Sometime today, the House of Representatives is expected to vote on legislation that, if enacted, would repeal the Affordable Care Act signed by President Obama ten months ago. As I have written before, this repeal would be a big mistake that would hurt American families just as our nation's economy is showing signs of improvement.
Average health insurance premiums for an American family totaled $13,770 a year in 2010. And the cost of health insurance has jumped 131 percent in the last ten years. For many families, these costs force the kind of choices that nobody should have to make. "Do I pay my insurance premium or my mortgage? Do I sacrifice my health benefits or my retirement savings?" The Affordable Care Act is designed to free Americans from those terrible trade-offs by providing them with the security of coverage they can afford.
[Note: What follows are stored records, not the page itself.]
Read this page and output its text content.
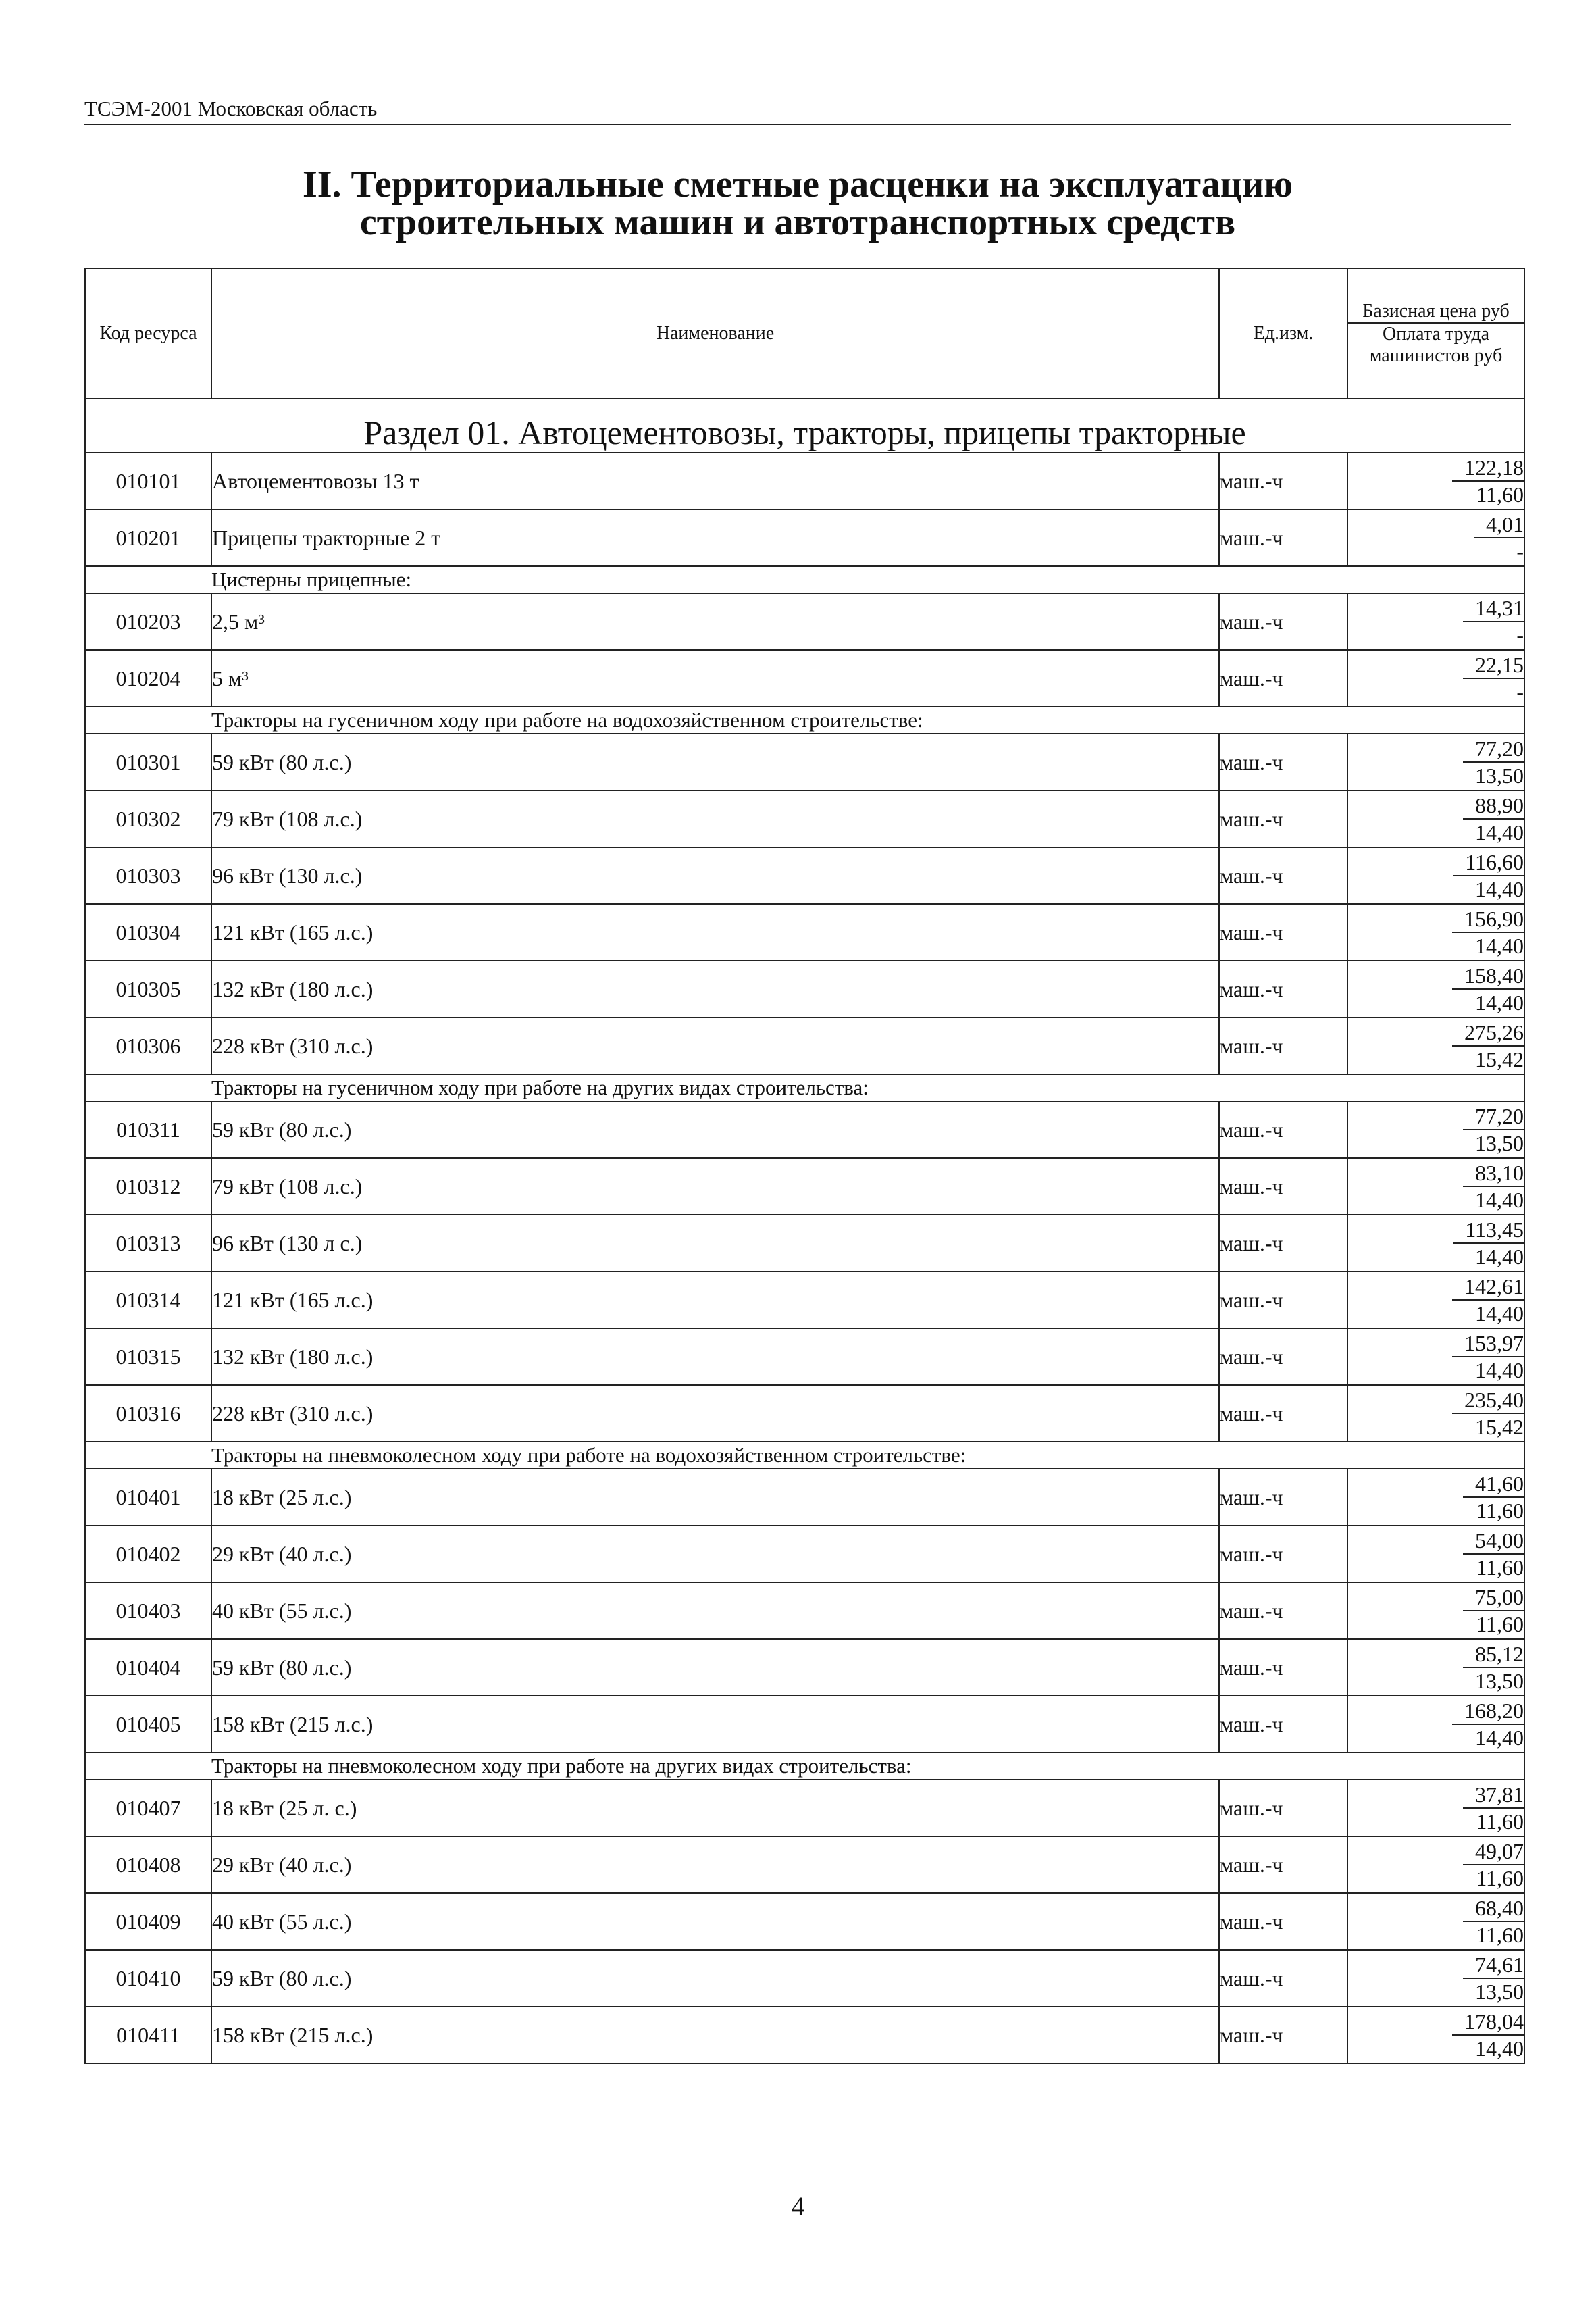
ТСЭМ-2001 Московская область
II. Территориальные сметные расценки на эксплуатацию
строительных машин и автотранспортных средств
Код ресурса	Наименование	Ед.изм.	$\frac{\text{Базисная цена руб}}{\text{Оплата труда машинистов руб}}$

Раздел 01. Автоцементовозы, тракторы, прицепы тракторные			
010101	Автоцементовозы 13 т	маш.-ч	$\frac{122,18}{11,60}$

010201	Прицепы тракторные 2 т	маш.-ч	$\frac{4,01}{-}$

	Цистерны прицепные:		
010203	2,5 м³	маш.-ч	$\frac{14,31}{-}$

010204	5 м³	маш.-ч	$\frac{22,15}{-}$

	Тракторы на гусеничном ходу при работе на водохозяйственном строительстве:		
010301	59 кВт (80 л.с.)	маш.-ч	$\frac{77,20}{13,50}$

010302	79 кВт (108 л.с.)	маш.-ч	$\frac{88,90}{14,40}$

010303	96 кВт (130 л.с.)	маш.-ч	$\frac{116,60}{14,40}$

010304	121 кВт (165 л.с.)	маш.-ч	$\frac{156,90}{14,40}$

010305	132 кВт (180 л.с.)	маш.-ч	$\frac{158,40}{14,40}$

010306	228 кВт (310 л.с.)	маш.-ч	$\frac{275,26}{15,42}$

	Тракторы на гусеничном ходу при работе на других видах строительства:		
010311	59 кВт (80 л.с.)	маш.-ч	$\frac{77,20}{13,50}$

010312	79 кВт (108 л.с.)	маш.-ч	$\frac{83,10}{14,40}$

010313	96 кВт (130 л с.)	маш.-ч	$\frac{113,45}{14,40}$

010314	121 кВт (165 л.с.)	маш.-ч	$\frac{142,61}{14,40}$

010315	132 кВт (180 л.с.)	маш.-ч	$\frac{153,97}{14,40}$

010316	228 кВт (310 л.с.)	маш.-ч	$\frac{235,40}{15,42}$

	Тракторы на пневмоколесном ходу при работе на водохозяйственном строительстве:		
010401	18 кВт (25 л.с.)	маш.-ч	$\frac{41,60}{11,60}$

010402	29 кВт (40 л.с.)	маш.-ч	$\frac{54,00}{11,60}$

010403	40 кВт (55 л.с.)	маш.-ч	$\frac{75,00}{11,60}$

010404	59 кВт (80 л.с.)	маш.-ч	$\frac{85,12}{13,50}$

010405	158 кВт (215 л.с.)	маш.-ч	$\frac{168,20}{14,40}$

	Тракторы на пневмоколесном ходу при работе на других видах строительства:		
010407	18 кВт (25 л. с.)	маш.-ч	$\frac{37,81}{11,60}$

010408	29 кВт (40 л.с.)	маш.-ч	$\frac{49,07}{11,60}$

010409	40 кВт (55 л.с.)	маш.-ч	$\frac{68,40}{11,60}$

010410	59 кВт (80 л.с.)	маш.-ч	$\frac{74,61}{13,50}$

010411	158 кВт (215 л.с.)	маш.-ч	$\frac{178,04}{14,40}$
4
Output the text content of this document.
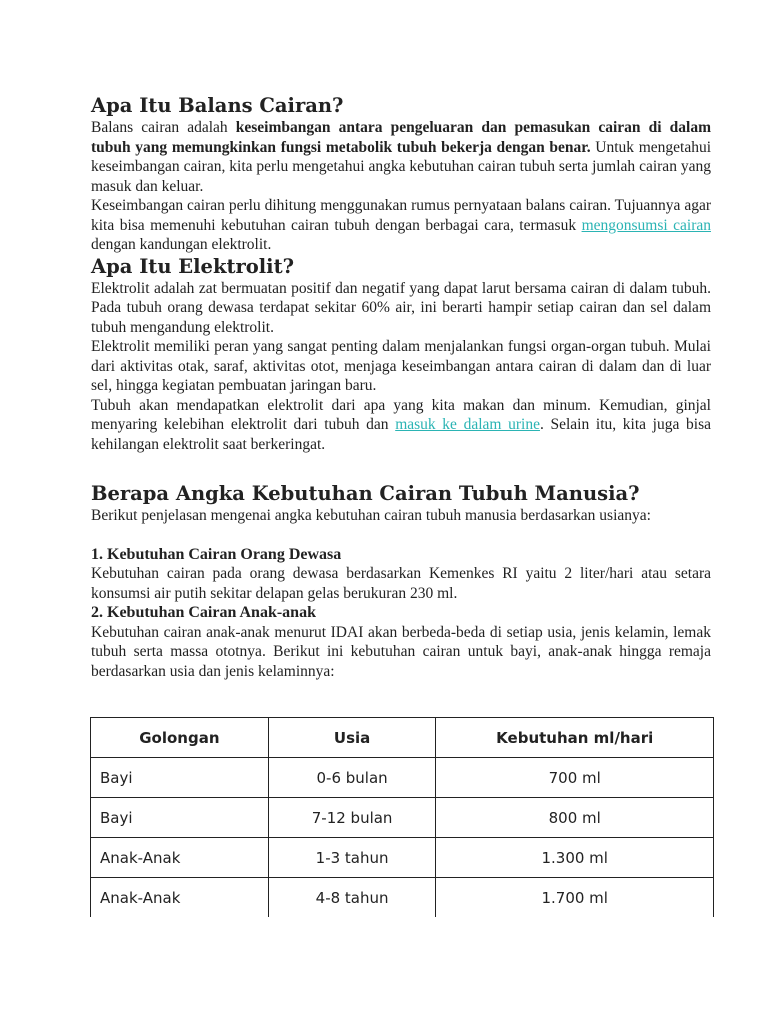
Apa Itu Balans Cairan?

Balans cairan adalah keseimbangan antara pengeluaran dan pemasukan cairan di dalam tubuh yang memungkinkan fungsi metabolik tubuh bekerja dengan benar. Untuk mengetahui keseimbangan cairan, kita perlu mengetahui angka kebutuhan cairan tubuh serta jumlah cairan yang masuk dan keluar.

Keseimbangan cairan perlu dihitung menggunakan rumus pernyataan balans cairan. Tujuannya agar kita bisa memenuhi kebutuhan cairan tubuh dengan berbagai cara, termasuk mengonsumsi cairan dengan kandungan elektrolit.

Apa Itu Elektrolit?

Elektrolit adalah zat bermuatan positif dan negatif yang dapat larut bersama cairan di dalam tubuh. Pada tubuh orang dewasa terdapat sekitar 60% air, ini berarti hampir setiap cairan dan sel dalam tubuh mengandung elektrolit.

Elektrolit memiliki peran yang sangat penting dalam menjalankan fungsi organ-organ tubuh. Mulai dari aktivitas otak, saraf, aktivitas otot, menjaga keseimbangan antara cairan di dalam dan di luar sel, hingga kegiatan pembuatan jaringan baru.

Tubuh akan mendapatkan elektrolit dari apa yang kita makan dan minum. Kemudian, ginjal menyaring kelebihan elektrolit dari tubuh dan masuk ke dalam urine. Selain itu, kita juga bisa kehilangan elektrolit saat berkeringat.

Berapa Angka Kebutuhan Cairan Tubuh Manusia?

Berikut penjelasan mengenai angka kebutuhan cairan tubuh manusia berdasarkan usianya:

1. Kebutuhan Cairan Orang Dewasa

Kebutuhan cairan pada orang dewasa berdasarkan Kemenkes RI yaitu 2 liter/hari atau setara konsumsi air putih sekitar delapan gelas berukuran 230 ml.

2. Kebutuhan Cairan Anak-anak

Kebutuhan cairan anak-anak menurut IDAI akan berbeda-beda di setiap usia, jenis kelamin, lemak tubuh serta massa ototnya. Berikut ini kebutuhan cairan untuk bayi, anak-anak hingga remaja berdasarkan usia dan jenis kelaminnya:

Golongan	Usia	Kebutuhan ml/hari
Bayi	0-6 bulan	700 ml
Bayi	7-12 bulan	800 ml
Anak-Anak	1-3 tahun	1.300 ml
Anak-Anak	4-8 tahun	1.700 ml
The Congressional Budget Office (CBO) is a non-partisan agency and one of the most reliable sources of information about the impact of the new law. Their analysis of the health law's impact on health insurance costs for families is eye-opening. When fully implemented, the health law will save the average family of four between $2,265 and $9,794 a year on insurance costs, depending on their income. The chart below illustrates these savings.
(FPL: Federal Poverty Level, at 100% is $22,050 annual income for a family of four in 2010.)
The health law also reduces the cost of insurance for small business owners, including family-owned businesses. Such companies can already claim a 35 percent tax credit against the cost of covering their employees. Under the Affordable Care Act, that credit will grow to 50 percent in 2014. Repeal would take those credits away and leave small employers at the mercy of large insurers.
In addition, repeal would increase the federal budget deficit. The CBO estimates that repealing the Affordable Care Act would add another $230 billion in debt over the next ten years. What does that have to do with families? Any parent knows that when you borrow today, you have to pay back tomorrow. Do we want to add to the debt our children will inherit from us at the same time we take away their security and freedom that affordable health care brings? I don't think so.
This is why we are working hard to carefully implement this important bill. Working closely with States, we are putting into place reforms that are critical to making good on the promise of the Affordable Care Act: improved access to care, lowered costs and a reduced deficit for the American people.